Double Broccoli Quinoa
- 3 cups cooked quinoa*
- 5 cups raw broccoli, cut into small florets and stems
- 3 medium garlic cloves
- 2/3 cup sliced or slivered almonds, toasted
- 1/3 cup freshly grated Parmesan
- 2 big pinches salt
- 2 tablespoons fresh lemon juice
- 1/4 cup olive oil
- 1/4 cup heavy cream
- Optional toppings: slivered basil, sliced avocado, crumbled feta or goat cheese
Heat the quinoa and set aside.
Now barely cook the broccoli by pouring 3/4 cup water into a large pot and bringing it to a simmer. Add a big pinch of salt and stir in the broccoli. Cover and cook for a minute, just long enough to take the raw edge off. Transfer the broccoli to a strainer and run under cold water until it stops cooking. Set aside.

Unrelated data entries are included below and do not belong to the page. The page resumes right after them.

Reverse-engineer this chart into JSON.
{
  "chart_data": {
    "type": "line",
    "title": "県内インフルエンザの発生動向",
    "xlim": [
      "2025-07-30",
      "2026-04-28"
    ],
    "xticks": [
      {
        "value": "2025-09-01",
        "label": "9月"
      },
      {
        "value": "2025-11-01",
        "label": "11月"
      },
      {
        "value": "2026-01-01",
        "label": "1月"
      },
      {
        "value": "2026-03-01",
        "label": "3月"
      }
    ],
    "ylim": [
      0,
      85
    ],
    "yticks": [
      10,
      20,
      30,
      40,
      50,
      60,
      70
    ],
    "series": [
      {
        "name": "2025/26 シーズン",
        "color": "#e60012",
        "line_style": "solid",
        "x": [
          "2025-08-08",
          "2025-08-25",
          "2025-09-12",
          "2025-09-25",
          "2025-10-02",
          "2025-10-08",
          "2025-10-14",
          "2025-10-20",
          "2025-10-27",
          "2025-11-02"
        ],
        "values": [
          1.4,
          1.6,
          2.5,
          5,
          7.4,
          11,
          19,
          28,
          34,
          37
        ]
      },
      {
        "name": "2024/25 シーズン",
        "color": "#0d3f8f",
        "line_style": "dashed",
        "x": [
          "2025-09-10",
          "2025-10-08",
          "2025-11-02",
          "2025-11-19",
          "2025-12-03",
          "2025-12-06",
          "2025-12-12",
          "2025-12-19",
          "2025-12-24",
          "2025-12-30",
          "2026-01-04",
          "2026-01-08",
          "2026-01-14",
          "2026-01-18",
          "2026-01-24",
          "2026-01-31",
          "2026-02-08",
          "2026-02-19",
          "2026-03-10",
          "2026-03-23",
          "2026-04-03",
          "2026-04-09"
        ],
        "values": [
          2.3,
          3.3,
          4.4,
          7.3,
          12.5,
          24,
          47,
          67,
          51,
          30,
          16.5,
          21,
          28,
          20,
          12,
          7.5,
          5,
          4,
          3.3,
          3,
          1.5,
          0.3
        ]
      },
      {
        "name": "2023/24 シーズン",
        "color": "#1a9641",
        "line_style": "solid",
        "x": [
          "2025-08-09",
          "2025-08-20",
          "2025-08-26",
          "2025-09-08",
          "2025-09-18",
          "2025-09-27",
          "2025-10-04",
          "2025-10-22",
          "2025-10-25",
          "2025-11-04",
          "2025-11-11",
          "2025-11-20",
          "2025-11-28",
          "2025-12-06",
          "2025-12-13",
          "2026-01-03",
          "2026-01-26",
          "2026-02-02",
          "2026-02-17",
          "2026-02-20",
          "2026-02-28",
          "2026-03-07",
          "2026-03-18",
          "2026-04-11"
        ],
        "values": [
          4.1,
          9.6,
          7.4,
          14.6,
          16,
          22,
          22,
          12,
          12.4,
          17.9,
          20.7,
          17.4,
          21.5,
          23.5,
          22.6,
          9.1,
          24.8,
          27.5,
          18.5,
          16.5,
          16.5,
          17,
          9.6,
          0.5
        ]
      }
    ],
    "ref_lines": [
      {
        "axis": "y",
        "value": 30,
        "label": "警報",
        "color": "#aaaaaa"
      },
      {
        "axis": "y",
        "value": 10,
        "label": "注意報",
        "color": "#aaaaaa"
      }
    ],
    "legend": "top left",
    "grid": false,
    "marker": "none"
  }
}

To make the broccoli pesto puree two cups of the cooked broccoli, the garlic, 1/2 cup of the almonds, Parmesan, salt, and lemon juice in a food processor. Drizzle in the olive oil and cream and pulse until smooth.
- Just before serving, toss the quinoa and remaining broccoli florets with about 1/2 of the broccoli pesto. Taste and adjust if needed, you might want to add more of the pest a bit at a time, or you might want a bit more salt or an added squeeze of lemon juice. Turn out onto a serving platter and top with the remaining almonds, a drizzle of the chile oil, and some sliced avocado or any of the other optional toppings.
Serves 4 – 6.
*To cook quinoa: rinse one cup of quinoa in a fine-meshed strainer. In a medium saucepan heat the quinoa, two cups of water (or broth if you like), and a few big pinches of salt until boiling. Reduce heat and simmer until water is absorbed and quinoa fluffs up, about 15 minutes. Quinoa is done when you can see the curlique in each grain, and it is tender with a bit of pop to each bite. Drain any extra water and set aside.